Alvarado went well beyond a list. She approached the university and worked with an interfaith nonprofit to house 10 immigrants on campus this summer for eight weeks as they learn English and prepare to seek asylum.
“I’m in awe of Kemelyn and can’t think of a more impactful fellowship project,” said Richard Whipple, deputy director of the San Francisco Office of Civic Engagement and Immigrant Affairs (OCEIA).
As a Leo T. McCarthy Fellow assigned to the OCEIA at City Hall last fall, Alvarado, a politics major, worked for Whipple, who suggested the housing project. She stayed on through the spring semester and created the program at USF with the support of the Office of Student Housing. She modeled it after a national effort called Every Campus a Refuge, in which campuses host refugees or immigrants.
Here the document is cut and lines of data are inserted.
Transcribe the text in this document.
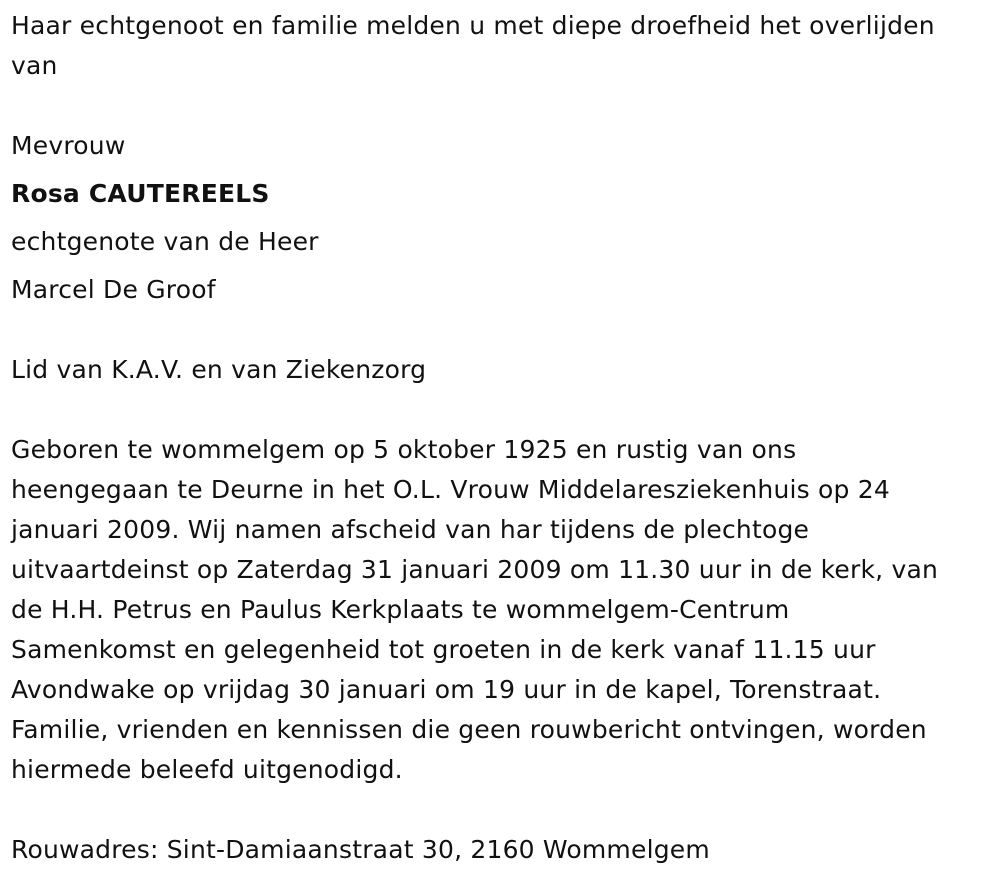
Haar echtgenoot en familie melden u met diepe droefheid het overlijden
van
Mevrouw
Rosa CAUTEREELS
echtgenote van de Heer
Marcel De Groof
Lid van K.A.V. en van Ziekenzorg
Geboren te wommelgem op 5 oktober 1925 en rustig van ons
heengegaan te Deurne in het O.L. Vrouw Middelaresziekenhuis op 24
januari 2009. Wij namen afscheid van har tijdens de plechtoge
uitvaartdeinst op Zaterdag 31 januari 2009 om 11.30 uur in de kerk, van
de H.H. Petrus en Paulus Kerkplaats te wommelgem-Centrum
Samenkomst en gelegenheid tot groeten in de kerk vanaf 11.15 uur
Avondwake op vrijdag 30 januari om 19 uur in de kapel, Torenstraat.
Familie, vrienden en kennissen die geen rouwbericht ontvingen, worden
hiermede beleefd uitgenodigd.
Rouwadres: Sint-Damiaanstraat 30, 2160 Wommelgem
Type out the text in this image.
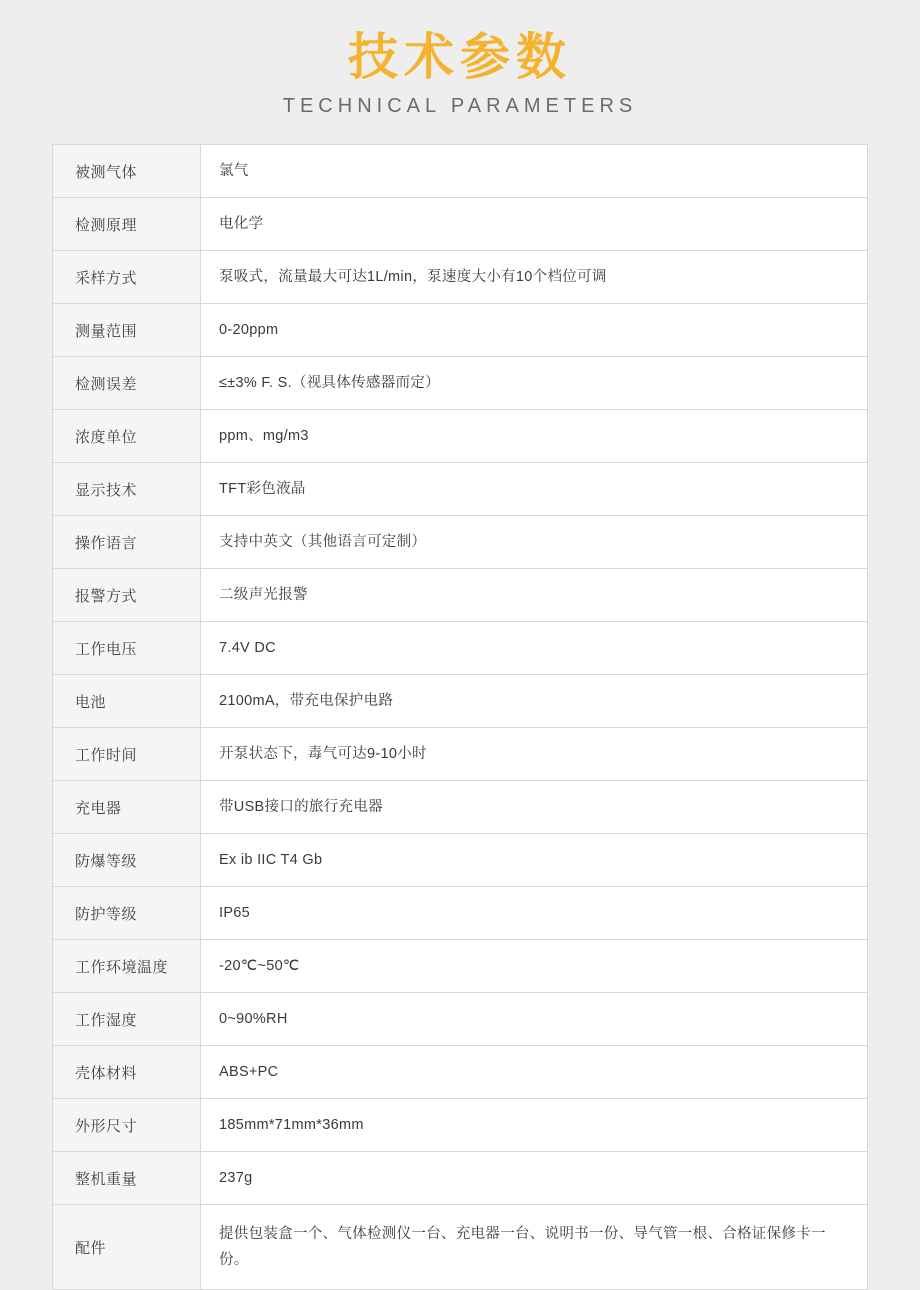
技术参数
TECHNICAL PARAMETERS
被测气体	氯气
检测原理	电化学
采样方式	泵吸式，流量最大可达1L/min，泵速度大小有10个档位可调
测量范围	0-20ppm
检测误差	≤±3% F. S.（视具体传感器而定）
浓度单位	ppm、mg/m3
显示技术	TFT彩色液晶
操作语言	支持中英文（其他语言可定制）
报警方式	二级声光报警
工作电压	7.4V DC
电池	2100mA，带充电保护电路
工作时间	开泵状态下，毒气可达9-10小时
充电器	带USB接口的旅行充电器
防爆等级	Ex ib IIC T4 Gb
防护等级	IP65
工作环境温度	-20℃~50℃
工作湿度	0~90%RH
壳体材料	ABS+PC
外形尺寸	185mm*71mm*36mm
整机重量	237g
配件	提供包装盒一个、气体检测仪一台、充电器一台、说明书一份、导气管一根、合格证保修卡一份。
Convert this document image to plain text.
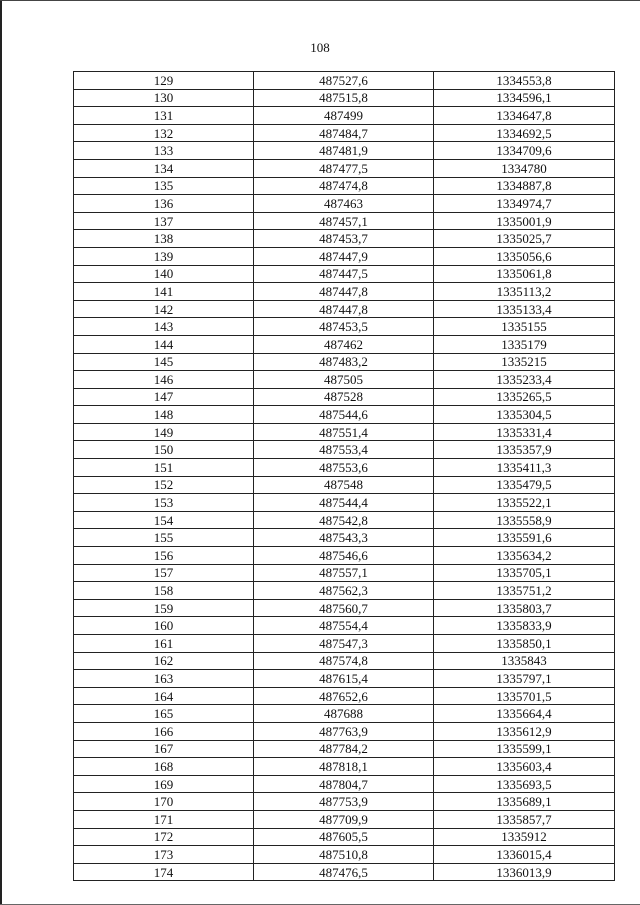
108
129	487527,6	1334553,8
130	487515,8	1334596,1
131	487499	1334647,8
132	487484,7	1334692,5
133	487481,9	1334709,6
134	487477,5	1334780
135	487474,8	1334887,8
136	487463	1334974,7
137	487457,1	1335001,9
138	487453,7	1335025,7
139	487447,9	1335056,6
140	487447,5	1335061,8
141	487447,8	1335113,2
142	487447,8	1335133,4
143	487453,5	1335155
144	487462	1335179
145	487483,2	1335215
146	487505	1335233,4
147	487528	1335265,5
148	487544,6	1335304,5
149	487551,4	1335331,4
150	487553,4	1335357,9
151	487553,6	1335411,3
152	487548	1335479,5
153	487544,4	1335522,1
154	487542,8	1335558,9
155	487543,3	1335591,6
156	487546,6	1335634,2
157	487557,1	1335705,1
158	487562,3	1335751,2
159	487560,7	1335803,7
160	487554,4	1335833,9
161	487547,3	1335850,1
162	487574,8	1335843
163	487615,4	1335797,1
164	487652,6	1335701,5
165	487688	1335664,4
166	487763,9	1335612,9
167	487784,2	1335599,1
168	487818,1	1335603,4
169	487804,7	1335693,5
170	487753,9	1335689,1
171	487709,9	1335857,7
172	487605,5	1335912
173	487510,8	1336015,4
174	487476,5	1336013,9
“I just thought ‘Why not my university?’ especially because USF is a Jesuit university,” said Alvarado, a first-generation student from Georgia. “We’re right in the city, and it seemed like such a good opportunity to connect USF to the broader San Francisco community.”
The 10 immigrants journeyed from Venezuela, Ecuador, El Salvador, Guatemala, and Mexico, said the Rev. Deborah Lee, executive director of Interfaith Movement for Human Integrity (IMHI), based in Oakland. The organization paid a discounted rate to USF for the housing in Loyola Village.
“They get some stability, and the housing is a huge benefit,” Lee said. “The example of USF extending hospitality and opening the doors and taking what people perceive as a risk serves to inspire others, and we appreciate it.”
The asylum-seekers have a long road ahead of them, Lee said, and the IMHI is asking people in the Bay Area to hire them for construction, gardening, and computer repair jobs.
In addition to the housing project, Alvarado helped develop internships for USF graduate students in migration studies and international studies. Three interns are now working with IMHI to help the asylum-seekers find food banks, take them to health clinics for health appointments, show them how to use public transportation in the city, partner with nonprofits that provide legal support, and find permanent housing and work opportunities.
Alvarado embodies the Jesuit mission of accompaniment, said Angeline Vuong, associate director of community engagement and public service programs at the McCarthy Center.
“I find her to be an incredibly special student who really lives and breathes service as an act of love,” Vuong said.
A member of the Reserve Officer Training Corps at USF who graduated in May as a military officer, Alvarado is in officer training this summer at Fort Knox, Kentucky. Her future includes military service and then a focus on helping immigrants, she said.
“I want to be an immigration lawyer, so this just seemed like a perfect project,” Alvarado said. “I could not have imagined this would have come out of my internship. I’m just so grateful that people took a chance on me and believed in me.”